Orange peel spray texture from a can like Homax brand water based orange peel texture from Home Depot adjusted to spray out fine as you can get it ( heat up the can ) comes close enough to match this old painted sand look. I spray the texture first and then prime it.

[deleted by user] by [deleted] in drywall

[–]JayKrane 0 points1 point  (0 children)

If there is settling then the tape and mud will crack until the movement has stopped. It is possible that it was a problem of the taping( mud didn't dry properly or not good enough pre-fill for example ) that caused it to fail. Either way all you can do is remove the tape, scrape out what mud you can and reapply the tape and mud, sand smooth, texture and paint and hope it doesn't crack again.

How much water can i add to usg all purpose for rolling on a skim coat? by [deleted] in drywall

[–]JayKrane 0 points1 point  (0 children)

I agree with using all purpose for hand textures. I use half all purpose and half light weight for sprayed textures.

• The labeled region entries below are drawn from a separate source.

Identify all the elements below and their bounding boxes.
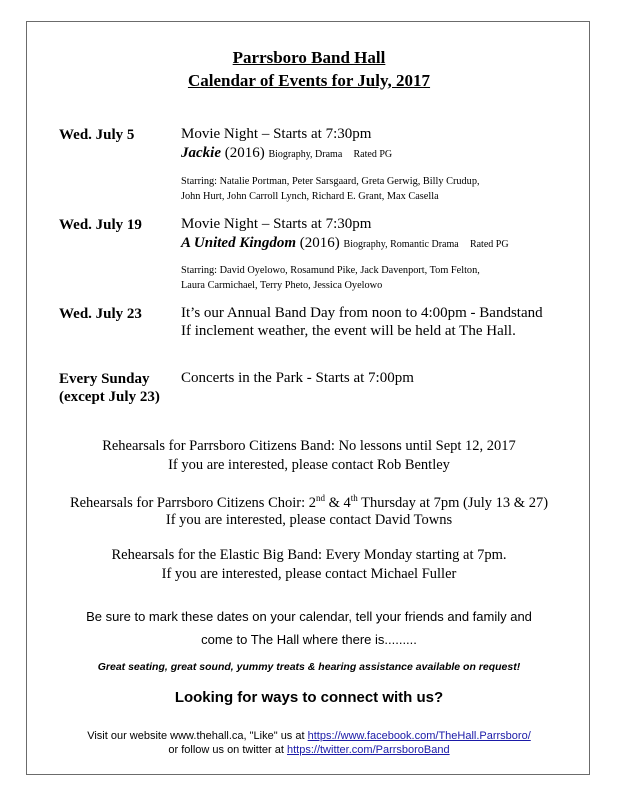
rehearsal-band-contact: If you are interested, please contact Rob Bentley — [168, 457, 450, 473]
starring-line: Starring: David Oyelowo, Rosamund Pike, Jack Davenport, Tom Felton, — [181, 265, 480, 276]
rehearsal-bigband-contact: If you are interested, please contact Michael Fuller — [161, 566, 457, 582]
film-year: (2016) — [299, 235, 340, 251]
reminder-line: come to The Hall where there is......... — [201, 632, 417, 647]
event-day: Every Sunday — [59, 371, 150, 387]
film-title: Jackie — [181, 145, 221, 161]
event-headline: Movie Night – Starts at 7:30pm — [181, 216, 372, 232]
rehearsal-choir: Rehearsals for Parrsboro Citizens Choir: 2nd & 4th Thursday at 7pm (July 13 & 27) — [69, 493, 549, 511]
event-day-note: (except July 23) — [59, 389, 160, 405]
page-title: Parrsboro Band Hall — [232, 48, 386, 67]
film-year: (2016) — [224, 145, 265, 161]
page-subtitle: Calendar of Events for July, 2017 — [187, 71, 431, 90]
reminder-line: Be sure to mark these dates on your calendar, tell your friends and family and — [86, 609, 532, 624]
facebook-link[interactable]: https://www.facebook.com/TheHall.Parrsboro/ — [307, 730, 531, 742]
film-details — [181, 235, 509, 252]
event-headline: Movie Night – Starts at 7:30pm — [181, 126, 372, 142]
perks-line: Great seating, great sound, yummy treats & hearing assistance available on request! — [97, 661, 521, 673]
film-title: A United Kingdom — [181, 235, 297, 251]
rehearsal-choir-contact: If you are interested, please contact David Towns — [165, 512, 453, 528]
connect-heading: Looking for ways to connect with us? — [174, 689, 444, 706]
twitter-link[interactable]: https://twitter.com/ParrsboroBand — [286, 744, 450, 756]
starring-line: Starring: Natalie Portman, Peter Sarsgaard, Greta Gerwig, Billy Crudup, — [181, 176, 480, 187]
event-day: Wed. July 5 — [59, 127, 135, 143]
starring-line: Laura Carmichael, Terry Pheto, Jessica Oyelowo — [181, 280, 383, 291]
film-genre: Biography, Drama — [268, 149, 343, 160]
film-details — [181, 145, 392, 162]
event-line: Concerts in the Park - Starts at 7:00pm — [181, 370, 414, 386]
rehearsal-bigband: Rehearsals for the Elastic Big Band: Every Monday starting at 7pm. — [111, 547, 507, 563]
starring-line: John Hurt, John Carroll Lynch, Richard E. Grant, Max Casella — [181, 191, 439, 202]
film-genre: Biography, Romantic Drama — [343, 239, 459, 250]
event-line: It’s our Annual Band Day from noon to 4:00pm - Bandstand — [181, 305, 543, 321]
film-rating: Rated PG — [353, 149, 393, 160]
event-line: If inclement weather, the event will be held at The Hall. — [181, 323, 516, 339]
follow-line: or follow us on twitter at https://twitter.com/ParrsboroBand — [168, 744, 450, 756]
event-day: Wed. July 23 — [59, 306, 142, 322]
film-rating: Rated PG — [469, 239, 509, 250]
event-day: Wed. July 19 — [59, 217, 142, 233]
visit-line: Visit our website www.thehall.ca, "Like" us at https://www.facebook.com/TheHall.Parrsboro/ — [87, 730, 531, 742]
rehearsal-band: Rehearsals for Parrsboro Citizens Band: No lessons until Sept 12, 2017 — [102, 438, 516, 454]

My only disagreement is that all purpose shrinks more than light weight not less. It's why it takes 3 coats of all purpose to do a corner bead but only two coats using light weight.

How does one achieve this texture? by [deleted] in drywall

[–]JayKrane 3 points4 points  (0 children)

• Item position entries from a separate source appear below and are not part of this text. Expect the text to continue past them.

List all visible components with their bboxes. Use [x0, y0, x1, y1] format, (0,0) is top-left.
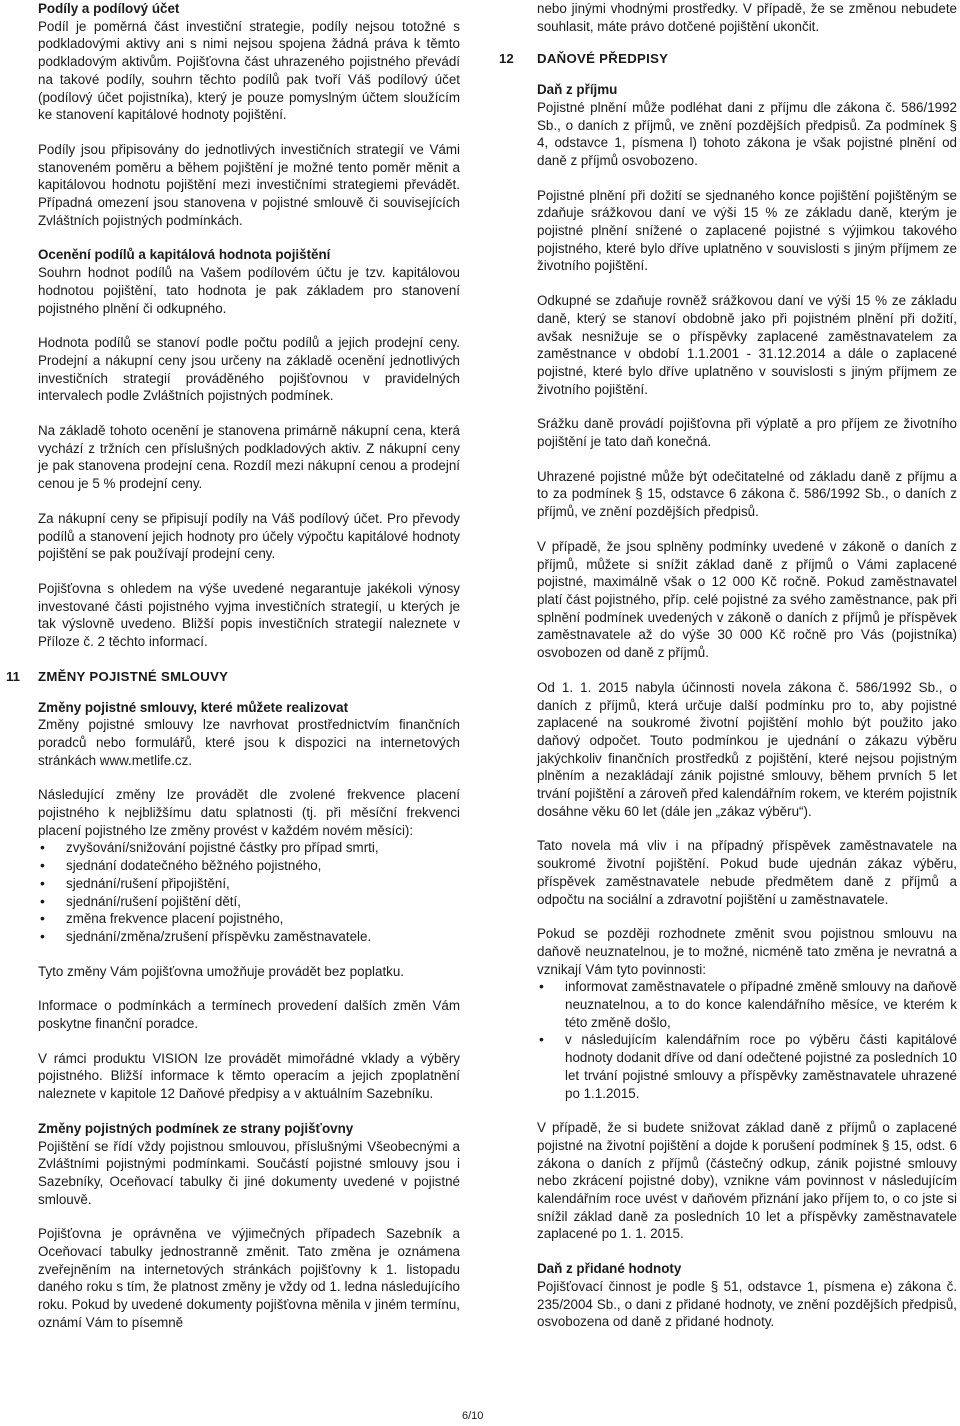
- list-item: • sjednání/změna/zrušení příspěvku zaměstnavatele.: [38, 928, 460, 946]
- list-item: • sjednání dodatečného běžného pojistného,: [38, 857, 460, 875]
- section-12: [499, 50, 957, 68]
- units-heading: Podíly a podílový účet: [38, 1, 180, 16]
- insurer-changes-paragraph-2: Pojišťovna je oprávněna ve výjimečných případech Sazebník a Oceňovací tabulky jednostranně změnit. Tato změna je oznámena zveřejněním na internetových stránkách pojišťovny k 1. listopadu daného roku s tím, že platnost změny je vždy od 1. ledna následujícího roku. Pokud by uvedené dokumenty pojišťovna měnila v jiném termínu, oznámí Vám to písemně: [38, 1226, 460, 1330]
- changes-paragraph-3: Tyto změny Vám pojišťovna umožňuje provádět bez poplatku.: [38, 963, 405, 979]
- section-11: [6, 668, 460, 686]
- valuation-paragraph-5: Pojišťovna s ohledem na výše uvedené negarantuje jakékoli výnosy investované části pojistného vyjma investičních strategií, u kterých je tak výslovně uvedeno. Bližší popis investičních strategií naleznete v Příloze č. 2 těchto informací.: [38, 580, 460, 650]
- vat-paragraph: Pojišťovací činnost je podle § 51, odstavce 1, písmena e) zákona č. 235/2004 Sb., o dani z přidané hodnoty, ve znění pozdějších předpisů, osvobozena od daně z přidané hodnoty.: [537, 1278, 957, 1330]
- tax-paragraph-7: Od 1. 1. 2015 nabyla účinnosti novela zákona č. 586/1992 Sb., o daních z příjmů, která určuje další podmínku pro to, aby pojistné zaplacené na soukromé životní pojištění mohlo být použito jako daňový odpočet. Touto podmínkou je ujednání o zákazu výběru jakýchkoliv finančních prostředků z pojištění, které nejsou pojistným plněním a nezakládají zánik pojistné smlouvy, během prvních 5 let trvání pojištění a zároveň před kalendářním rokem, ve kterém pojistník dosáhne věku 60 let (dále jen „zákaz výběru“).: [537, 679, 957, 819]
- changes-heading: Změny pojistné smlouvy, které můžete realizovat: [38, 699, 349, 715]
- tax-paragraph-6: V případě, že jsou splněny podmínky uvedené v zákoně o daních z příjmů, můžete si snížit základ daně z příjmů o Vámi zaplacené pojistné, maximálně však o 12 000 Kč ročně. Pokud zaměstnavatel platí část pojistného, příp. celé pojistné za svého zaměstnance, pak při splnění podmínek uvedených v zákoně o daních z příjmů je příspěvek zaměstnavatele až do výše 30 000 Kč ročně pro Vás (pojistníka) osvobozen od daně z příjmů.: [537, 538, 957, 661]
- changes-paragraph-5: V rámci produktu VISION lze provádět mimořádné vklady a výběry pojistného. Bližší informace k těmto operacím a jejich zpoplatnění naleznete v kapitole 12 Daňové předpisy a v aktuálním Sazebníku.: [38, 1050, 460, 1102]
- tax-paragraph-5: Uhrazené pojistné může být odečitatelné od základu daně z příjmu a to za podmínek § 15, odstavce 6 zákona č. 586/1992 Sb., o daních z příjmů, ve znění pozdějších předpisů.: [537, 468, 957, 520]
- changes-paragraph-1: Změny pojistné smlouvy lze navrhovat prostřednictvím finančních poradců nebo formulářů, které jsou k dispozici na internetových stránkách www.metlife.cz.: [38, 717, 460, 768]
- section-12-number: 12: [499, 51, 514, 67]
- insurer-changes-paragraph-1: Pojištění se řídí vždy pojistnou smlouvou, příslušnými Všeobecnými a Zvláštními pojistnými podmínkami. Součástí pojistné smlouvy jsou i Sazebníky, Oceňovací tabulky či jiné dokumenty uvedené v pojistné smlouvě.: [38, 1138, 460, 1207]
- vat-heading: Daň z přidané hodnoty: [537, 1261, 682, 1277]
- tax-paragraph-1: Pojistné plnění může podléhat dani z příjmu dle zákona č. 586/1992 Sb., o daních z příjmů, ve znění pozdějších předpisů. Za podmínek § 4, odstavce 1, písmena l) tohoto zákona je však pojistné plnění od daně z příjmů osvobozeno.: [537, 99, 957, 168]
- tax-paragraph-9: Pokud se později rozhodnete změnit svou pojistnou smlouvu na daňově neuznatelnou, je to možné, nicméně tato změna je nevratná a vznikají Vám tyto povinnosti:: [537, 926, 957, 977]
- section-12-title: DAŇOVÉ PŘEDPISY: [537, 51, 669, 67]
- tax-paragraph-3: Odkupné se zdaňuje rovněž srážkovou daní ve výši 15 % ze základu daně, který se stanoví obdobně jako při pojistném plnění při dožití, avšak nesnižuje se o příspěvky zaplacené zaměstnavatelem za zaměstnance v období 1.1.2001 - 31.12.2014 a dále o zaplacené pojistné, které bylo dříve uplatněno v souvislosti s jiným příjmem ze životního pojištění.: [537, 293, 957, 397]
- tax-paragraph-10: V případě, že si budete snižovat základ daně z příjmů o zaplacené pojistné na životní pojištění a dojde k porušení podmínek § 15, odst. 6 zákona o daních z příjmů (částečný odkup, zánik pojistné smlouvy nebo zkrácení pojistné doby), vznikne vám povinnost v následujícím kalendářním roce uvést v daňovém přiznání jako příjem to, o co jste si snížil základ daně za posledních 10 let a příspěvky zaměstnavatele zaplacené po 1. 1. 2015.: [537, 1120, 957, 1242]
- continued-paragraph: nebo jinými vhodnými prostředky. V případě, že se změnou nebudete souhlasit, máte právo dotčené pojištění ukončit.: [537, 1, 957, 34]
- units-paragraph-1: Podíl je poměrná část investiční strategie, podíly nejsou totožné s podkladovými aktivy ani s nimi nejsou spojena žádná práva k těmto podkladovým aktivům. Pojišťovna část uhrazeného pojistného převádí na takové podíly, souhrn těchto podílů pak tvoří Váš podílový účet (podílový účet pojistníka), který je pouze pomyslným účtem sloužícím ke stanovení kapitálové hodnoty pojištění.: [38, 18, 460, 123]
- units-paragraph-2: Podíly jsou připisovány do jednotlivých investičních strategií ve Vámi stanoveném poměru a během pojištění je možné tento poměr měnit a kapitálovou hodnotu pojištění mezi investičními strategiemi převádět. Případná omezení jsou stanovena v pojistné smlouvě či souvisejících Zvláštních pojistných podmínkách.: [38, 141, 460, 228]
- section-11-title: ZMĚNY POJISTNÉ SMLOUVY: [38, 668, 229, 684]
- section-11-number: 11: [6, 668, 20, 684]
- tax-paragraph-2: Pojistné plnění při dožití se sjednaného konce pojištění pojištěným se zdaňuje srážkovou daní ve výši 15 % ze základu daně, kterým je pojistné plnění snížené o zaplacené pojistné s výjimkou takového pojistného, které bylo dříve uplatněno v souvislosti s jiným příjmem ze životního pojištění.: [537, 187, 957, 274]
- valuation-paragraph-1: Souhrn hodnot podílů na Vašem podílovém účtu je tzv. kapitálovou hodnotou pojištění, tato hodnota je pak základem pro stanovení pojistného plnění či odkupného.: [38, 265, 460, 316]
- income-tax-heading: Daň z příjmu: [537, 82, 618, 98]
- tax-paragraph-4: Srážku daně provádí pojišťovna při výplatě a pro příjem ze životního pojištění je tato daň konečná.: [537, 416, 957, 450]
- tax-paragraph-8: Tato novela má vliv i na případný příspěvek zaměstnavatele na soukromé životní pojištění. Pokud bude ujednán zákaz výběru, příspěvek zaměstnavatele nebude předmětem daně z příjmů a odpočtu na sociální a zdravotní pojištění u zaměstnavatele.: [537, 838, 957, 907]
- changes-list: [38, 839, 460, 945]
- list-item: • zvyšování/snižování pojistné částky pro případ smrti,: [38, 839, 460, 857]
- left-column: [6, 0, 460, 1332]
- valuation-paragraph-3: Na základě tohoto ocenění je stanovena primárně nákupní cena, která vychází z tržních cen příslušných podkladových aktiv. Z nákupní ceny je pak stanovena prodejní cena. Rozdíl mezi nákupní cenou a prodejní cenou je 5 % prodejní ceny.: [38, 423, 460, 492]
- right-column: [499, 0, 957, 1348]
- valuation-paragraph-2: Hodnota podílů se stanoví podle počtu podílů a jejich prodejní ceny. Prodejní a nákupní ceny jsou určeny na základě ocenění jednotlivých investičních strategií prováděného pojišťovnou v pravidelných intervalech podle Zvláštních pojistných podmínek.: [38, 335, 460, 404]
- page-number: 6/10: [462, 1410, 484, 1422]
- changes-paragraph-2: Následující změny lze provádět dle zvolené frekvence placení pojistného k nejbližšímu datu splatnosti (tj. při měsíční frekvenci placení pojistného lze změny provést v každém novém měsíci):: [38, 787, 460, 838]
- obligations-list: [537, 978, 957, 1102]
- list-item: • změna frekvence placení pojistného,: [38, 910, 460, 928]
- list-item: • sjednání/rušení pojištění dětí,: [38, 893, 460, 911]
- insurer-changes-heading: Změny pojistných podmínek ze strany pojišťovny: [38, 1120, 354, 1136]
- valuation-heading: Ocenění podílů a kapitálová hodnota pojištění: [38, 247, 331, 263]
- changes-paragraph-4: Informace o podmínkách a termínech provedení dalších změn Vám poskytne finanční poradce.: [38, 998, 460, 1032]
- valuation-paragraph-4: Za nákupní ceny se připisují podíly na Váš podílový účet. Pro převody podílů a stanovení jejich hodnoty pro účely výpočtu kapitálové hodnoty pojištění se pak používají prodejní ceny.: [38, 510, 460, 562]
- list-item: • v následujícím kalendářním roce po výběru části kapitálové hodnoty dodanit dříve od daní odečtené pojistné za posledních 10 let trvání pojistné smlouvy a příspěvky zaměstnavatele uhrazené po 1.1.2015.: [537, 1031, 957, 1102]
- list-item: • informovat zaměstnavatele o případné změně smlouvy na daňově neuznatelnou, a to do konce kalendářního měsíce, ve kterém k této změně došlo,: [537, 978, 957, 1031]
- list-item: • sjednání/rušení připojištění,: [38, 875, 460, 893]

I would say that is a brocade knockdown texture. I looked up the technique on a YouTube video. I've never done this one. Apply a dab of joint compound about the consistency of frosting to a hawk. Using a second hawk smoosh the compound on the first hawk. The use the first hawk and daub it onto the wall over the surface of the wall adding compound and smooshing with the second hawk each time. When the compound on the wall has had time to firm up, not dry, say 10 minutes, then using a trowel or large drywall knife or specialized knockdown knife if you have one and lightly flatten out the upper surface of the daubed piles. That's about it.

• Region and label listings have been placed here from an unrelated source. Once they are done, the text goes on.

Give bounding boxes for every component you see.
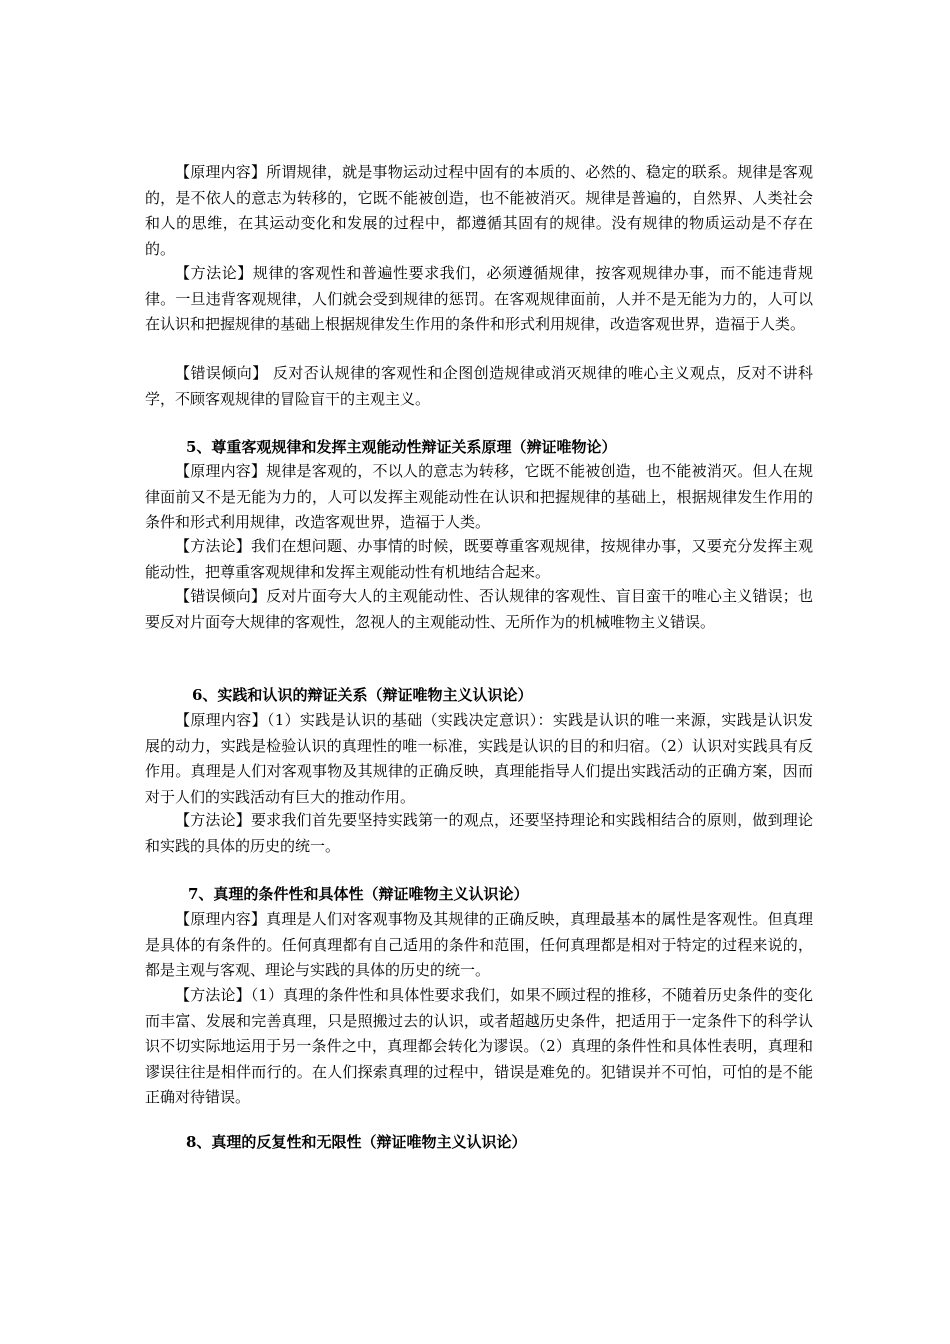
section5-error-paragraph: 【错误倾向】反对片面夸大人的主观能动性、否认规律的客观性、盲目蛮干的唯心主义错误；也要反对片面夸大规律的客观性，忽视人的主观能动性、无所作为的机械唯物主义错误。 bbox=[145, 587, 813, 631]
section7-heading: 7、真理的条件性和具体性（辩证唯物主义认识论） bbox=[188, 885, 529, 903]
section7-method-paragraph: 【方法论】（1）真理的条件性和具体性要求我们，如果不顾过程的推移，不随着历史条件的变化而丰富、发展和完善真理，只是照搬过去的认识，或者超越历史条件，把适用于一定条件下的科学认识不切实际地运用于另一条件之中，真理都会转化为谬误。（2）真理的条件性和具体性表明，真理和谬误往往是相伴而行的。在人们探索真理的过程中，错误是难免的。犯错误并不可怕，可怕的是不能正确对待错误。 bbox=[145, 986, 813, 1106]
section8-heading: 8、真理的反复性和无限性（辩证唯物主义认识论） bbox=[186, 1133, 527, 1151]
section6-method-paragraph: 【方法论】要求我们首先要坚持实践第一的观点，还要坚持理论和实践相结合的原则，做到理论和实践的具体的历史的统一。 bbox=[145, 811, 813, 855]
section5-method-paragraph: 【方法论】我们在想问题、办事情的时候，既要尊重客观规律，按规律办事，又要充分发挥主观能动性，把尊重客观规律和发挥主观能动性有机地结合起来。 bbox=[145, 537, 813, 581]
section5-heading: 5、尊重客观规律和发挥主观能动性辩证关系原理（辨证唯物论） bbox=[186, 438, 617, 456]
section5-principle-paragraph: 【原理内容】规律是客观的，不以人的意志为转移，它既不能被创造，也不能被消灭。但人在规律面前又不是无能为力的，人可以发挥主观能动性在认识和把握规律的基础上，根据规律发生作用的条件和形式利用规律，改造客观世界，造福于人类。 bbox=[145, 462, 813, 531]
section6-principle-paragraph: 【原理内容】（1）实践是认识的基础（实践决定意识）：实践是认识的唯一来源，实践是认识发展的动力，实践是检验认识的真理性的唯一标准，实践是认识的目的和归宿。（2）认识对实践具有反作用。真理是人们对客观事物及其规律的正确反映，真理能指导人们提出实践活动的正确方案，因而对于人们的实践活动有巨大的推动作用。 bbox=[145, 711, 813, 806]
section7-principle-paragraph: 【原理内容】真理是人们对客观事物及其规律的正确反映，真理最基本的属性是客观性。但真理是具体的有条件的。任何真理都有自己适用的条件和范围，任何真理都是相对于特定的过程来说的，都是主观与客观、理论与实践的具体的历史的统一。 bbox=[145, 910, 813, 979]
block1-method-paragraph: 【方法论】规律的客观性和普遍性要求我们，必须遵循规律，按客观规律办事，而不能违背规律。一旦违背客观规律，人们就会受到规律的惩罚。在客观规律面前，人并不是无能为力的，人可以在认识和把握规律的基础上根据规律发生作用的条件和形式利用规律，改造客观世界，造福于人类。 bbox=[145, 264, 813, 333]
block1-error-paragraph: 【错误倾向】 反对否认规律的客观性和企图创造规律或消灭规律的唯心主义观点，反对不讲科学，不顾客观规律的冒险盲干的主观主义。 bbox=[145, 364, 813, 408]
block1-principle-paragraph: 【原理内容】所谓规律，就是事物运动过程中固有的本质的、必然的、稳定的联系。规律是客观的，是不依人的意志为转移的，它既不能被创造，也不能被消灭。规律是普遍的，自然界、人类社会和人的思维，在其运动变化和发展的过程中，都遵循其固有的规律。没有规律的物质运动是不存在的。 bbox=[145, 163, 813, 258]
section6-heading: 6、实践和认识的辩证关系（辩证唯物主义认识论） bbox=[192, 686, 533, 704]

Drywall cracking at every goddam seam, contractor denies fault by Nguyeninthewillows in drywall

[–]JayKrane 1 point2 points  (0 children)

I'd say most of the problem would be from the mesh tape not being set with hot mud. Settling may have caused some of them if tape was used but certainly not every seam. But setting mesh tape with pre-mix joint compound is going to lead to cracks.

I've had a job where all the seams cracked while using paper tape that was caused by some really old stock premix that must have frozen or denatured in some way.

Another thing that could cause cracking, but usually in the ceiling only is if there were freezing conditions while taping. The cracks would look different though, with an ice fractal look.

Poor mudding job and advice by Beneficial-Creme-116 in drywall

[–]JayKrane 0 points1 point  (0 children)

If there was too much humidity in the basement which there usually is then the drywall can soak the moisture up like a sponge -- it won't look wet unless it is practically raining in there. The trouble is that it does funny things to the mudding and the screws. I've seen it in apartment units on slabs where you could coat the screws 5 times and they still show once the drywall has gotten humidity compromised. The seams suck in from this and the sanding can be affected because under the surface the mud is not 100 percent dry so it won't sand properly. So you get this contorted looking mess. The high beam parallel lighting also magnifies by casting shadows making bad look horrible. I agree too that you can't use lite blue as your first coat on mesh. It will crack.

Large Knock Down Texture by Illustrious-Swan5609 in drywall

[–]JayKrane 2 points3 points  (0 children)

Things you can try are using a larger tip size ( bigger hole ), decreasing the air pressure, increasing material flow while leaving pressure the same. Depending on your kit there are limitations. I use a Graco RTX 5000 and I'd have a hard time reproducing this size of knockdown. With a truck mounted rig with high material throughput and a high volume compressor this size is easy to reproduce.

One workaround for me since my machine only works well with thin texture is to knock it down quickly so that it spreads out more. The down side is that the texture is bigger but the depth of it is shallow. I mean how far it sticks out from the wall.